Paulus, que l’entrevue de la veille n’avait point rebuté, venait de s’avancer sur la terrasse. Peut-être les esclaves, par cette tiède soirée, avaient-ils délaissé la garde des portes ; peut-être aussi Paulus était-il demeuré caché dans la chambre de la vieille Juive. Il n’avait point, cette fois, de centurion pour l’escorter.

« Salut ! fit-il, mes frères en Christus.

— Oh ! Oh ! s’écria notre parasite. Quelle élégance ! Tu as fait des frais, très cher. Veux-tu être aimé ce soir ? »

Paulus avait taillé sa barbe à l’Alcibiade, et il était enveloppé d’un manteau un peu passé de couleur, mais sans pièces ni souillure. À la main, il tenait une rose dont il semblait assez embarrassé ; sans doute Pétronia lui avait conseillé d’offrir la fleur à son enfant pour obtenir d’un coup les faveurs du maître et de la maîtresse.

« Où est Scévinus ? demanda-t-il, promenant partout les yeux autour de lui.

— On l’attend », lui répondis-je.

Alors il erra comme une ombre infortunée sur la terrasse, cherchant des compagnons. Il tira par la robe la vieille Juive qui, trop occupée de sa récente querelle, ne prit pas garde à la présence du thaumaturge ; puis il s’arrêta devant Cadicia, mais la jeune femme cachait toujours son visage, et n’offrait aux yeux que son dos et sa croupe, spectacle dont Paulus n’avait que faire.

De guerre lasse, il se rabattit sur Statilia, et lui parla dans son mauvais grec de mariniers, que j’étais à peu près le seul à comprendre. Il dit entre autres choses :

« Ma fille, je t’ai sauvé ton enfant. »

Statilia n’entendant pas, je dus encore servir d’interprète.

« Quel toupet ! fit-elle ; mon petit gosse a toujours été en bonne santé ! »

Paulus reprit :

« Je l’ai marqué pour la Résurrection. »

La jeune femme ouvrait de grands yeux. Comme elle ne réussissait pas à rien comprendre, elle haussa les épaules. Mais, se ravisant, elle vint près de moi et me dit :

« Ce vieux barbu-là doit savoir beaucoup de choses.

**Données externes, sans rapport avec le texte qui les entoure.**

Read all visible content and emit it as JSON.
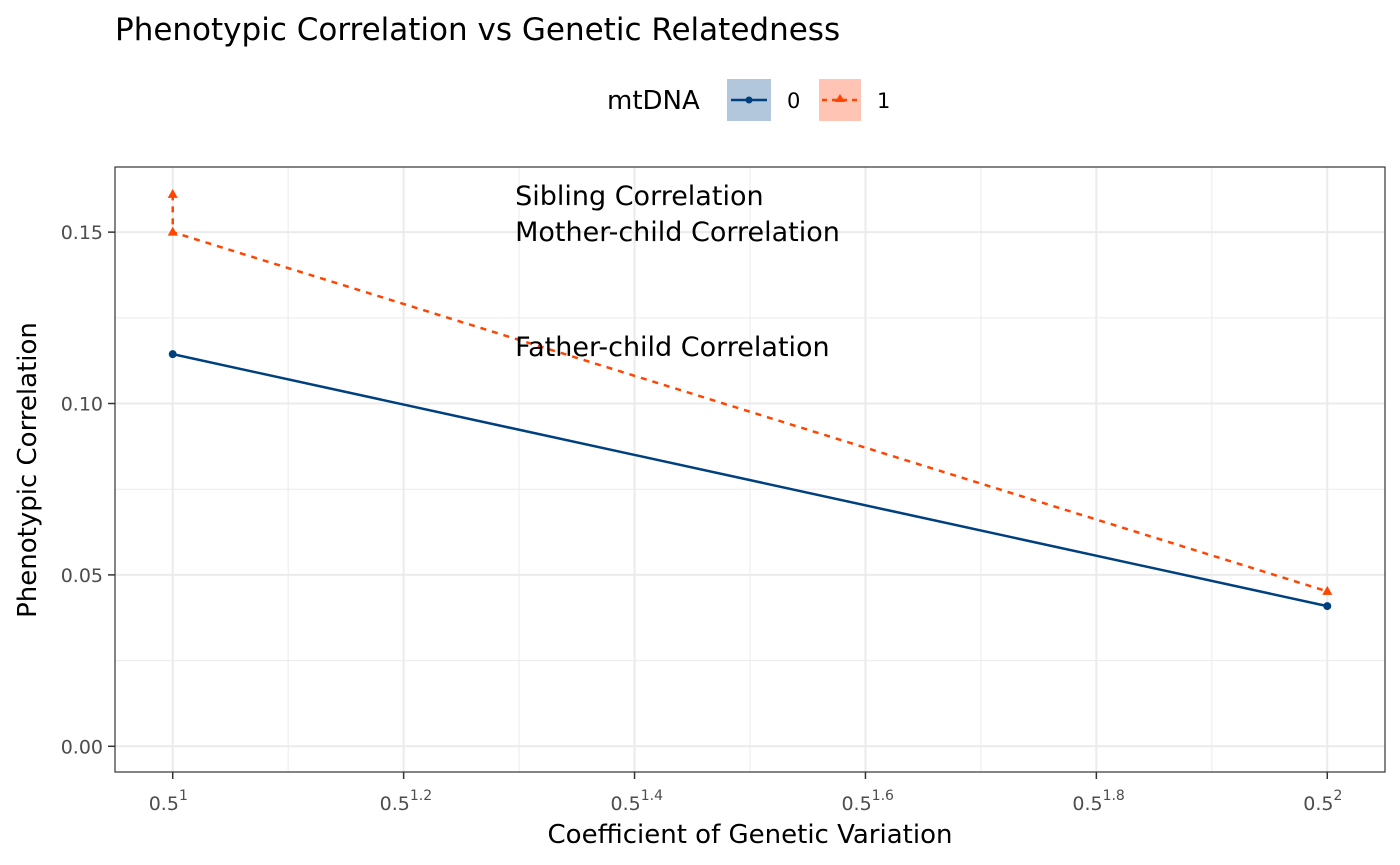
{
  "chart_data": {
    "type": "line",
    "title": "Phenotypic Correlation vs Genetic Relatedness",
    "xlabel": "Coefficient of Genetic Variation",
    "ylabel": "Phenotypic Correlation",
    "x_scale": "exponent of 0.5",
    "x_ticks": [
      {
        "base": "0.5",
        "exp": "1",
        "value": 1.0
      },
      {
        "base": "0.5",
        "exp": "1.2",
        "value": 1.2
      },
      {
        "base": "0.5",
        "exp": "1.4",
        "value": 1.4
      },
      {
        "base": "0.5",
        "exp": "1.6",
        "value": 1.6
      },
      {
        "base": "0.5",
        "exp": "1.8",
        "value": 1.8
      },
      {
        "base": "0.5",
        "exp": "2",
        "value": 2.0
      }
    ],
    "y_ticks": [
      "0.00",
      "0.05",
      "0.10",
      "0.15"
    ],
    "xlim": [
      0.95,
      2.05
    ],
    "ylim": [
      -0.0075,
      0.169
    ],
    "grid": true,
    "legend": {
      "title": "mtDNA",
      "placement": "top",
      "entries": [
        {
          "label": "0",
          "color": "#00407f",
          "fill": "#b3c7dc",
          "linetype": "solid",
          "marker": "circle"
        },
        {
          "label": "1",
          "color": "#ff4500",
          "fill": "#ffc4b4",
          "linetype": "dashed",
          "marker": "triangle"
        }
      ]
    },
    "series": [
      {
        "name": "0",
        "color": "#00407f",
        "points": [
          {
            "x": 1.0,
            "y": 0.1144
          },
          {
            "x": 2.0,
            "y": 0.0409
          }
        ]
      },
      {
        "name": "1",
        "color": "#ff4500",
        "points": [
          {
            "x": 1.0,
            "y": 0.161
          },
          {
            "x": 1.0,
            "y": 0.15
          },
          {
            "x": 2.0,
            "y": 0.0452
          }
        ]
      }
    ],
    "annotations": [
      {
        "text": "Sibling Correlation",
        "x": 1.3,
        "y": 0.1605
      },
      {
        "text": "Mother-child Correlation",
        "x": 1.3,
        "y": 0.15
      },
      {
        "text": "Father-child Correlation",
        "x": 1.3,
        "y": 0.1165
      }
    ]
  }
}
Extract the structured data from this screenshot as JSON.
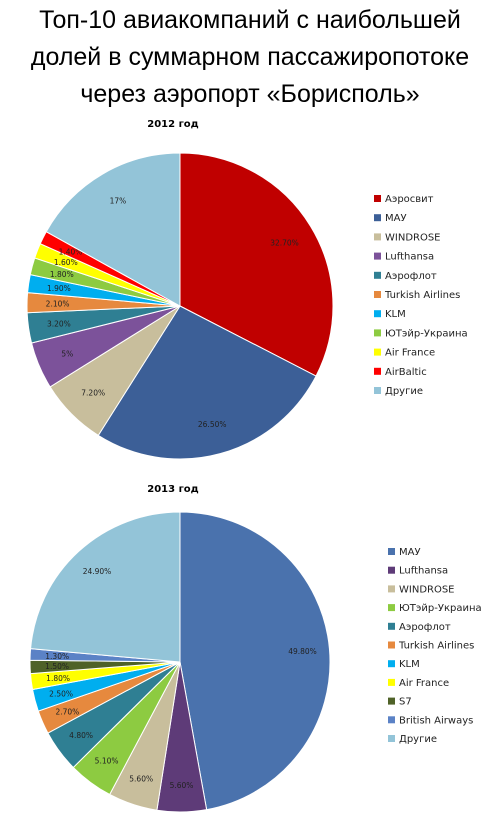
{
  "title_lines": [
    "Топ-10 авиакомпаний с наибольшей",
    "долей в суммарном пассажиропотоке",
    "через аэропорт «Борисполь»"
  ],
  "chart_data": [
    {
      "type": "pie",
      "title": "2012 год",
      "legend_position": "right",
      "slices": [
        {
          "name": "Аэросвит",
          "value": 32.7,
          "label": "32.70%",
          "color": "#C00000"
        },
        {
          "name": "МАУ",
          "value": 26.5,
          "label": "26.50%",
          "color": "#3C5F97"
        },
        {
          "name": "WINDROSE",
          "value": 7.2,
          "label": "7.20%",
          "color": "#C8BE9C"
        },
        {
          "name": "Lufthansa",
          "value": 5.0,
          "label": "5%",
          "color": "#7C529A"
        },
        {
          "name": "Аэрофлот",
          "value": 3.2,
          "label": "3.20%",
          "color": "#2F7F93"
        },
        {
          "name": "Turkish Airlines",
          "value": 2.1,
          "label": "2.10%",
          "color": "#E6893E"
        },
        {
          "name": "KLM",
          "value": 1.9,
          "label": "1.90%",
          "color": "#00AEEF"
        },
        {
          "name": "ЮТэйр-Украина",
          "value": 1.8,
          "label": "1.80%",
          "color": "#8DCB41"
        },
        {
          "name": "Air France",
          "value": 1.6,
          "label": "1.60%",
          "color": "#FFFF00"
        },
        {
          "name": "AirBaltic",
          "value": 1.4,
          "label": "1.40%",
          "color": "#FF0000"
        },
        {
          "name": "Другие",
          "value": 17.0,
          "label": "17%",
          "color": "#93C4D8"
        }
      ]
    },
    {
      "type": "pie",
      "title": "2013 год",
      "legend_position": "right",
      "slices": [
        {
          "name": "МАУ",
          "value": 49.8,
          "label": "49.80%",
          "color": "#4A72AD"
        },
        {
          "name": "Lufthansa",
          "value": 5.6,
          "label": "5.60%",
          "color": "#5E3B78"
        },
        {
          "name": "WINDROSE",
          "value": 5.6,
          "label": "5.60%",
          "color": "#C8BE9C"
        },
        {
          "name": "ЮТэйр-Украина",
          "value": 5.1,
          "label": "5.10%",
          "color": "#8DCB41"
        },
        {
          "name": "Аэрофлот",
          "value": 4.8,
          "label": "4.80%",
          "color": "#2F7F93"
        },
        {
          "name": "Turkish Airlines",
          "value": 2.7,
          "label": "2.70%",
          "color": "#E6893E"
        },
        {
          "name": "KLM",
          "value": 2.5,
          "label": "2.50%",
          "color": "#00AEEF"
        },
        {
          "name": "Air France",
          "value": 1.8,
          "label": "1.80%",
          "color": "#FFFF00"
        },
        {
          "name": "S7",
          "value": 1.5,
          "label": "1.50%",
          "color": "#4F6228"
        },
        {
          "name": "British Airways",
          "value": 1.3,
          "label": "1.30%",
          "color": "#5B82C6"
        },
        {
          "name": "Другие",
          "value": 24.9,
          "label": "24.90%",
          "color": "#93C4D8"
        }
      ]
    }
  ]
}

Moi, vois-tu, je ne suis pas ici pour mon plaisir. J’ai mon gosse. Il faut que je l’élève, que je lui fasse donner de l’instruction, qu’il devienne un homme riche, élégant, tout ! Pour ça, il faut de l’argent, beaucoup d’argent, et je n’en ai pas. Alors j’en cherche. Je veux qu’on m’aime. On m’a dit que j’étais jolie, mais ça ne suffit pas. Il y a des charmes pour être aimée. J’ai essayé de plusieurs qui ne m’ont pas réussi. Seulement je n’avais pas confiance dans ceux qui me les donnaient. Ce barbu, au contraire, je ne sais pas pourquoi, je le gobe, ce garçon-là. Demande-lui donc s’il ne connaît pas les moyens véritables de s’attacher un homme. Moi, je ne te le cache pas, je voudrais que Scévinus m’aimât, mais d’un véritable amour, qu’il m’adorât, là ! qu’il fût tout le temps à mes pieds. Ah ! si le barbu me procurait l’amour de Scévinus, vois-tu, je ne sais ce que je ne lui ferais pas ! Il n’est pas joli, il n’est pas jeune, eh bien ! je serais à lui s’il le voulait. Pas la nuit — les nuits sont à mes amis — mais le jour, oui, le jour je n’aurais rien à lui refuser. »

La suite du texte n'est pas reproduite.